The foundation should have provided financial support to the NRA only to fund activities consistent with the foundation’s stated charitable purposes, according to the lawsuit. Instead, the D.C. attorney general alleged that the NRA tapped the foundation’s coffers when the NRA needed money because of financial problems, decreasing membership, legal disputes, and lavish spending by its executive leadership. 

The NRA did not immediately respond to a request for comment.

In February, a civil jury in New York found NRA executives, including departed CEO Wayne LaPierre, liable for more than $7 million related to a pattern of corruption and financial mismanagement.
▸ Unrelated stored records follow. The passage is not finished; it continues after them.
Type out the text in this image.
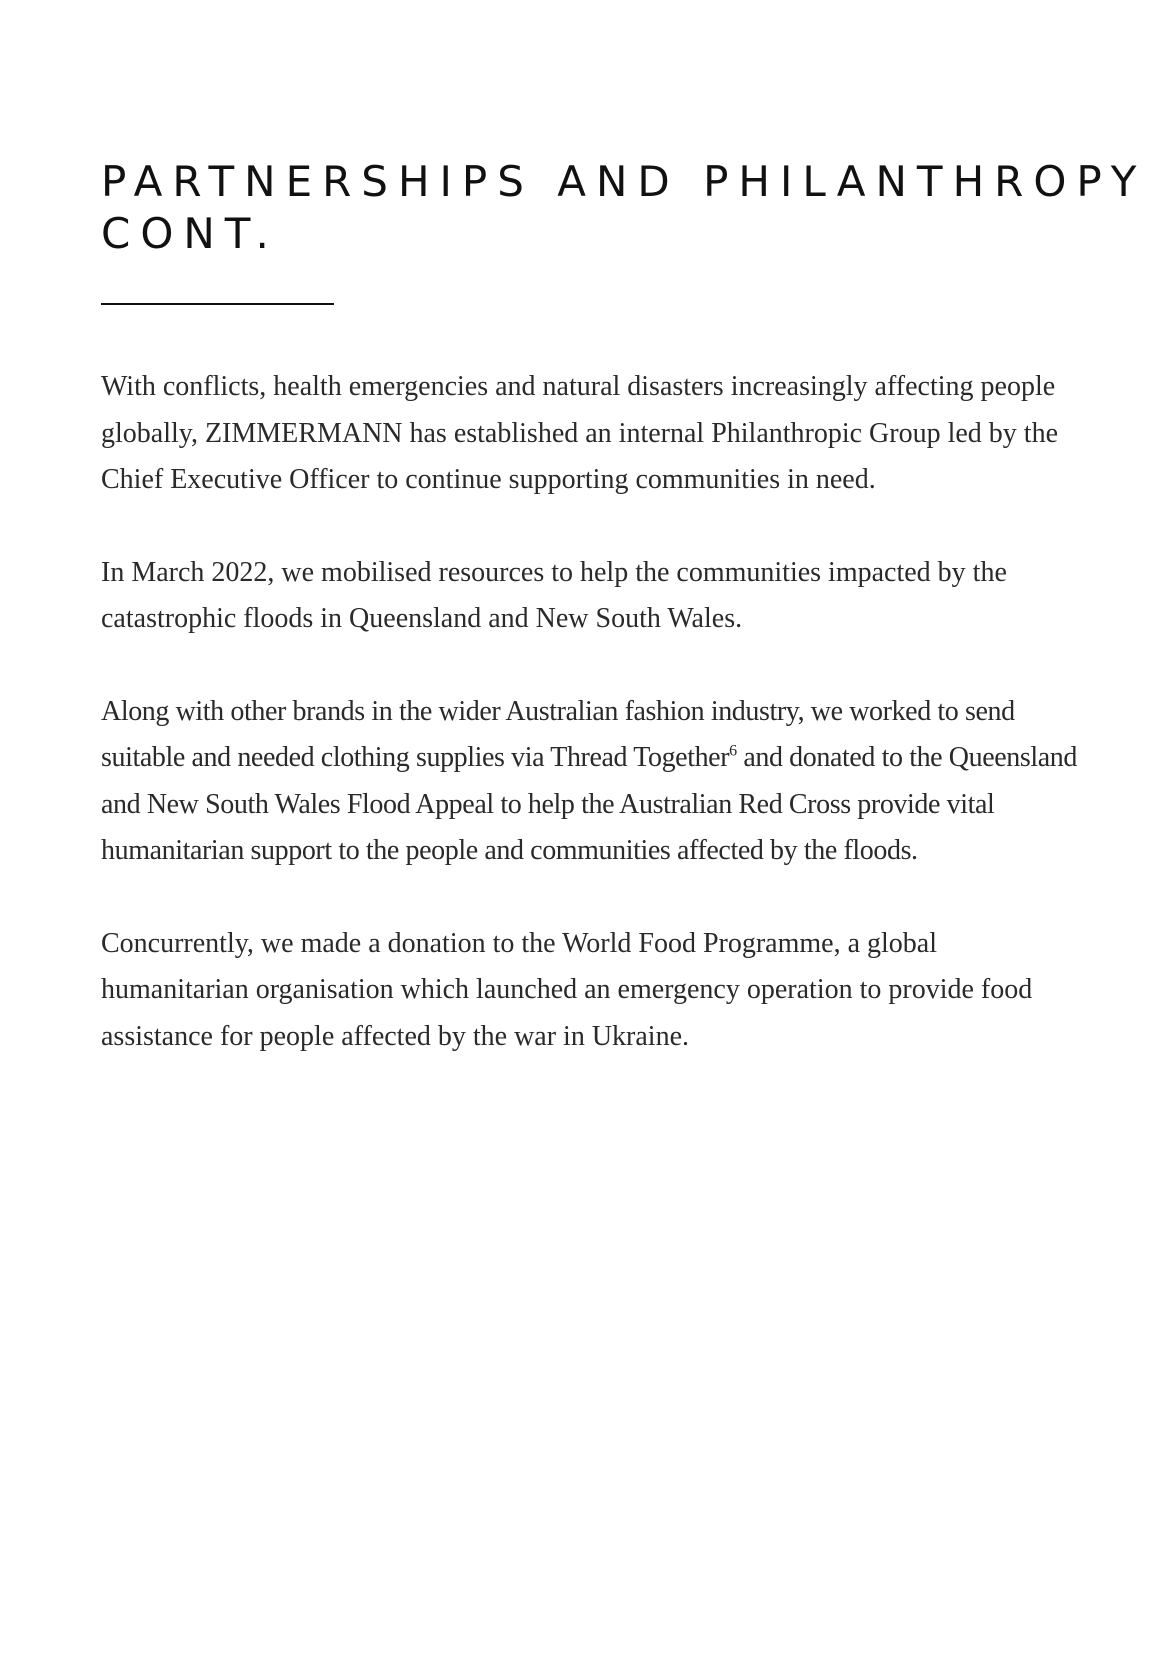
PARTNERSHIPS AND PHILANTHROPY
CONT.

With conflicts, health emergencies and natural disasters increasingly affecting people globally, ZIMMERMANN has established an internal Philanthropic Group led by the Chief Executive Officer to continue supporting communities in need.

In March 2022, we mobilised resources to help the communities impacted by the catastrophic floods in Queensland and New South Wales.

Along with other brands in the wider Australian fashion industry, we worked to send suitable and needed clothing supplies via Thread Together$^6$ and donated to the Queensland and New South Wales Flood Appeal to help the Australian Red Cross provide vital humanitarian support to the people and communities affected by the floods.

Concurrently, we made a donation to the World Food Programme, a global humanitarian organisation which launched an emergency operation to provide food assistance for people affected by the war in Ukraine.
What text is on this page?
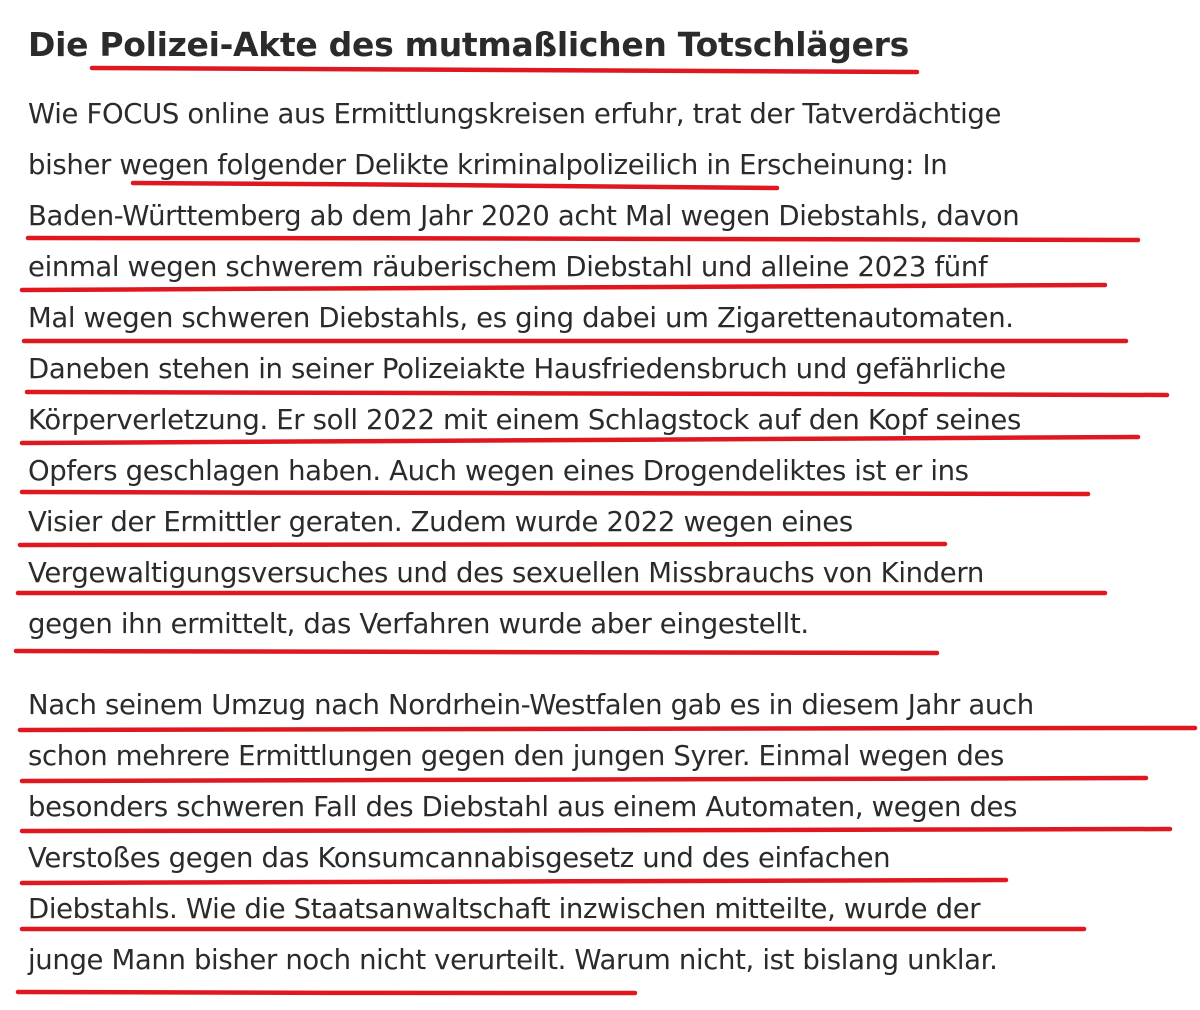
Die Polizei-Akte des mutmaßlichen Totschlägers
Wie FOCUS online aus Ermittlungskreisen erfuhr, trat der Tatverdächtige
bisher wegen folgender Delikte kriminalpolizeilich in Erscheinung: In
Baden-Württemberg ab dem Jahr 2020 acht Mal wegen Diebstahls, davon
einmal wegen schwerem räuberischem Diebstahl und alleine 2023 fünf
Mal wegen schweren Diebstahls, es ging dabei um Zigarettenautomaten.
Daneben stehen in seiner Polizeiakte Hausfriedensbruch und gefährliche
Körperverletzung. Er soll 2022 mit einem Schlagstock auf den Kopf seines
Opfers geschlagen haben. Auch wegen eines Drogendeliktes ist er ins
Visier der Ermittler geraten. Zudem wurde 2022 wegen eines
Vergewaltigungsversuches und des sexuellen Missbrauchs von Kindern
gegen ihn ermittelt, das Verfahren wurde aber eingestellt.
Nach seinem Umzug nach Nordrhein-Westfalen gab es in diesem Jahr auch
schon mehrere Ermittlungen gegen den jungen Syrer. Einmal wegen des
besonders schweren Fall des Diebstahl aus einem Automaten, wegen des
Verstoßes gegen das Konsumcannabisgesetz und des einfachen
Diebstahls. Wie die Staatsanwaltschaft inzwischen mitteilte, wurde der
junge Mann bisher noch nicht verurteilt. Warum nicht, ist bislang unklar.
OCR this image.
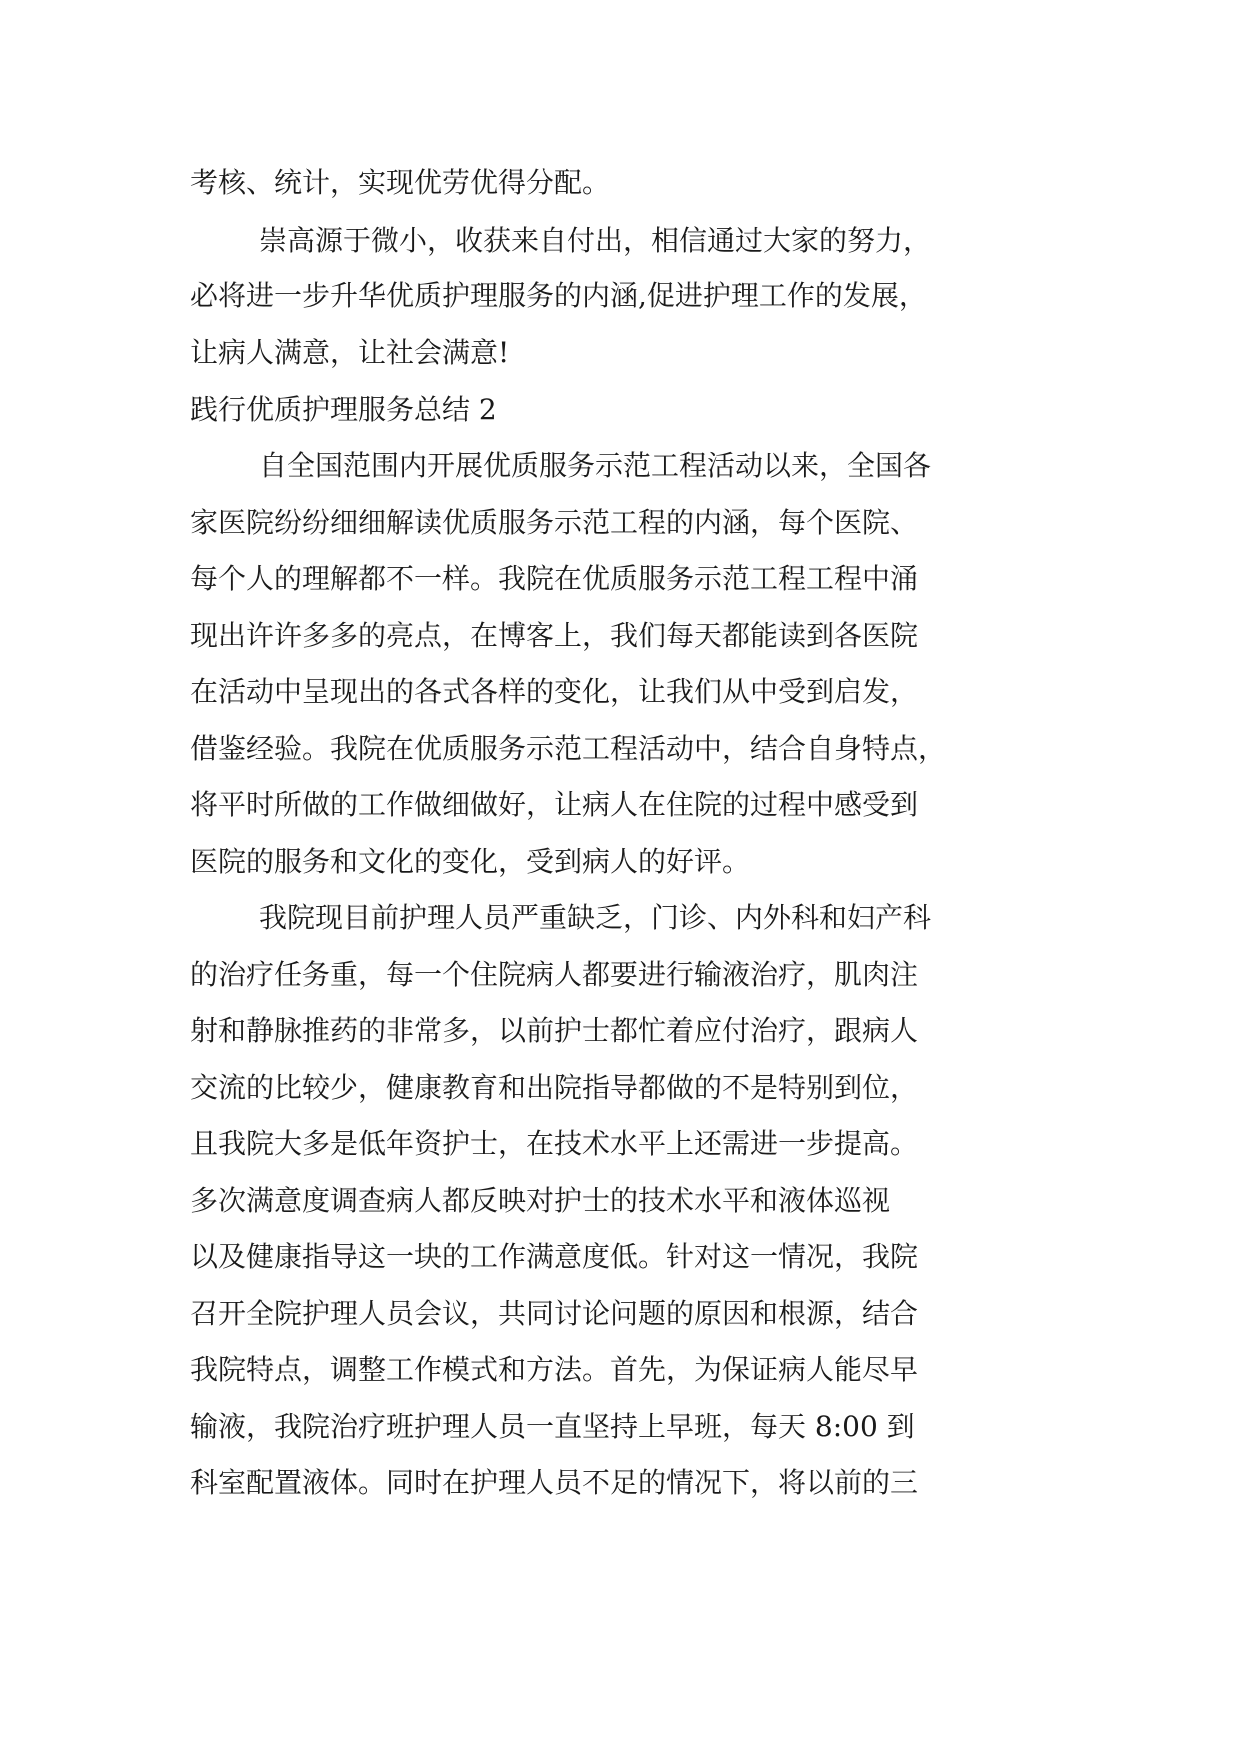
考核、统计，实现优劳优得分配。
崇高源于微小，收获来自付出，相信通过大家的努力，
必将进一步升华优质护理服务的内涵,促进护理工作的发展，
让病人满意，让社会满意!
践行优质护理服务总结 2
自全国范围内开展优质服务示范工程活动以来，全国各
家医院纷纷细细解读优质服务示范工程的内涵，每个医院、
每个人的理解都不一样。我院在优质服务示范工程工程中涌
现出许许多多的亮点，在博客上，我们每天都能读到各医院
在活动中呈现出的各式各样的变化，让我们从中受到启发，
借鉴经验。我院在优质服务示范工程活动中，结合自身特点，
将平时所做的工作做细做好，让病人在住院的过程中感受到
医院的服务和文化的变化，受到病人的好评。
我院现目前护理人员严重缺乏，门诊、内外科和妇产科
的治疗任务重，每一个住院病人都要进行输液治疗，肌肉注
射和静脉推药的非常多，以前护士都忙着应付治疗，跟病人
交流的比较少，健康教育和出院指导都做的不是特别到位，
且我院大多是低年资护士，在技术水平上还需进一步提高。
多次满意度调查病人都反映对护士的技术水平和液体巡视
以及健康指导这一块的工作满意度低。针对这一情况，我院
召开全院护理人员会议，共同讨论问题的原因和根源，结合
我院特点，调整工作模式和方法。首先，为保证病人能尽早
输液，我院治疗班护理人员一直坚持上早班，每天 8:00 到
科室配置液体。同时在护理人员不足的情况下，将以前的三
The verdict came nearly five years after an investigation by The Trace first revealed the misuse of NRA assets.

Neither the NRA nor its leadership will be forced to pay any fines or penalties in the D.C. case, as the district’s nonprofit statute does not authorize the collection of penalties. 

But to comply with the terms of the settlement, the NRA Foundation must implement oversight measures, including providing annual compliance training for all board members, forming an audit committee, and establishing new policies for grantmaking and loans that ensure transparency and adherence to its nonprofit mission. 

The agreement is effective until December 2026.

“Tax-exempt nonprofits are a form of public trust — abusing that trust as the NRA did violates both the public interest and District law,” Schwalb said. “Today’s outcome builds on our longstanding commitment to safeguarding nonprofit donors’ money and ensuring that all nonprofits operating in the District of Columbia follow the law.”